There is nothing which I dread so much as a division of the republic into two great parties, each arranged under its leader, and concerting measures in opposition to each other. This, in my humble apprehension, is to be dreaded as the greatest political evil under our Constitution.
~ John Adams, Letter to Jonathan Jackson (October 2, 1780).
Sadly, that train has already left the station. Clearly, what Adams dreaded over two centuries ago came to pass long ago, and survives to this day.
So, what can we do? We’re not likely to get the toothpaste back into the tube, so we’re probably stuck with political parties.
Emergence of a viable third party with significant influence isn’t likely to change that significantly in and of itself. I suspect it would most likely transform a two sided battle into a three sided battle. While this might change the dynamic to some degree, it is not likely to affect the impact of poor governance within political parties.
The reader might well at this point wonder “why does it matter if political parties are operated in an honest manner?”
I find two principles that argue strongly for honest and open governance in our political parties.
First and foremost, I see no organizations or groups that equal political parties in influence over who winds up on the ballot and who gets elected.
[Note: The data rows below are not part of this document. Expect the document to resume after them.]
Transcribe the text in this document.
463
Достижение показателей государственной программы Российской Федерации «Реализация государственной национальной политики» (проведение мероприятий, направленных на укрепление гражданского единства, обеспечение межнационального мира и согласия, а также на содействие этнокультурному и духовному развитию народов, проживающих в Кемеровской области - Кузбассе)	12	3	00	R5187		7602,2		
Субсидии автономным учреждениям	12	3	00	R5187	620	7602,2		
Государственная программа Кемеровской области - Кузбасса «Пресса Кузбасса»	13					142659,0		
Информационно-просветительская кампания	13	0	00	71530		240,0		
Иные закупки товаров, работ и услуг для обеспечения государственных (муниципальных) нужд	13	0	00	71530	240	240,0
Certainly, donations from corporations, trade groups, and wealthy individuals have an effect, but those donations are likely to be funneled through or influenced by a political party.
If political parties are not run in an open and honest manner, how can they possibly be expected to promote the best candidates for office? If the guiding principle is cronyism and quest for power and personal influence rather than open and honest governance, we are more likely to get cronies and power seekers rather than genuine public servants.
Political parties also tend to excel at organizing people, which is certainly a significant factor in their effectiveness at getting candidates on the ballot and getting them elected. This is also a factor arguing for open and honest governance. Much of the work of political parties is accomplished through the investment of time, treasure, and perspiration by volunteers. If those volunteers do not have a reasonable expectation that their investment is managed honestly, we can count on them to stop making such investments.
Certainly, things that are done with volunteers can be done with money, but are they done as effectively? Can paid callers in a phone bank match the impact of a volunteer knocking on doors? If someone is paid to knock on doors, are they likely to be as effective as the volunteer acting out of passion for the cause rather than the need for a paycheck? Furthermore, accomplishing things with money rather than volunteers only serves to reinforce a perception, whether or not is accurate, that a certain party operates by and for wealthy people, with no care or thought for working citizens.
No political party can be maximally successful without open and honest governance that truly respects the investment made by it’s volunteers.